49ers Reportedly Do Not Have Alex Smith Trade in Place
With the caveat that everyone fibs at this time of the year: I'm told the #49ers do not have a trade deal in place for Alex Smith.— Matt Barrows (@mattbarrows) February 25, 2013
The 49ers have expressed to others that a deal for QB Alex Smith is effectively complete. Can't be finalized til league year begins 3/12— Jason La Canfora (@JasonLaCanfora) February 24, 2013
so it's not official, both clubs view it at as it's effectively done. I do not know the other team. KC and JAX are 2 teams that make sense— Jason La Canfora (@JasonLaCanfora) February 24, 2013
ESPN's Adam Schefter went on to confirm Barrows' report that the 49ers do not currently have a deal in place to trade Smith:
There is no deal in place right now, sources said.
There are still two weeks until the new league year begins (March 12 at 4 p.m. ET via CSN Bay Area) and trades can be finalized, and while there are likely negotiations going on throughout the offseason, the 49ers would gain nothing by having a deal already in place.
San Francisco wants to get a return worth making the move, and allowing teams the time to formulate deals and react to counterproposals is imperative to moving Smith in a timely fashion while still getting the value the team desires.
What will happen to Alex Smith?
After never given the opportunity to find any kind of rhythm in the early portion his career, Smith had blossomed into a viable starter on a playoff-caliber team under Jim Harbaugh’s system.
While Kaepernick was the better fit for the 49ers in 2012 (helping the team reach the Super Bowl), Smith could be a major upgrade for many teams in the NFL.

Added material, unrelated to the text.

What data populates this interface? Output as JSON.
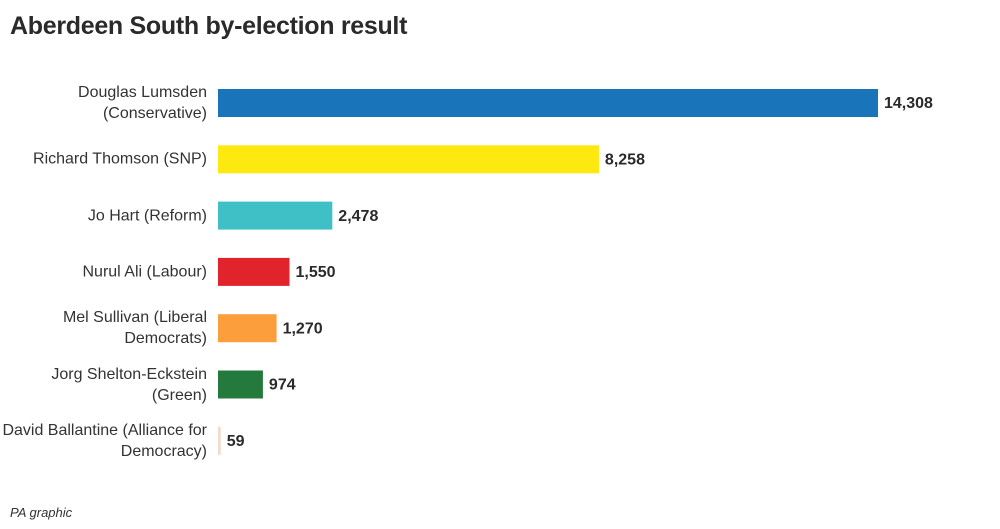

There will be a few teams very interested in trading for Smith—a veteran that has been battled tested with adversity from Day 1 in the NFL—and likely candidates for a deal would be any franchise struggling at QB and looking for a fair-priced starter.
Smith never had the overwhelming power or elite numbers (averaging 6.56 yards per completion), but a passer rating of 104.1 and a completion percentage of 70.2 in the 10 games the veteran started in 2012 prove he now has a grasp for the NFL game.
With a $9 million cap hit over the next two seasons (h/t Spotrac), paying that much for a backup QB is not what San Francisco wants to use that money for, so a deal still will likely happen eventually.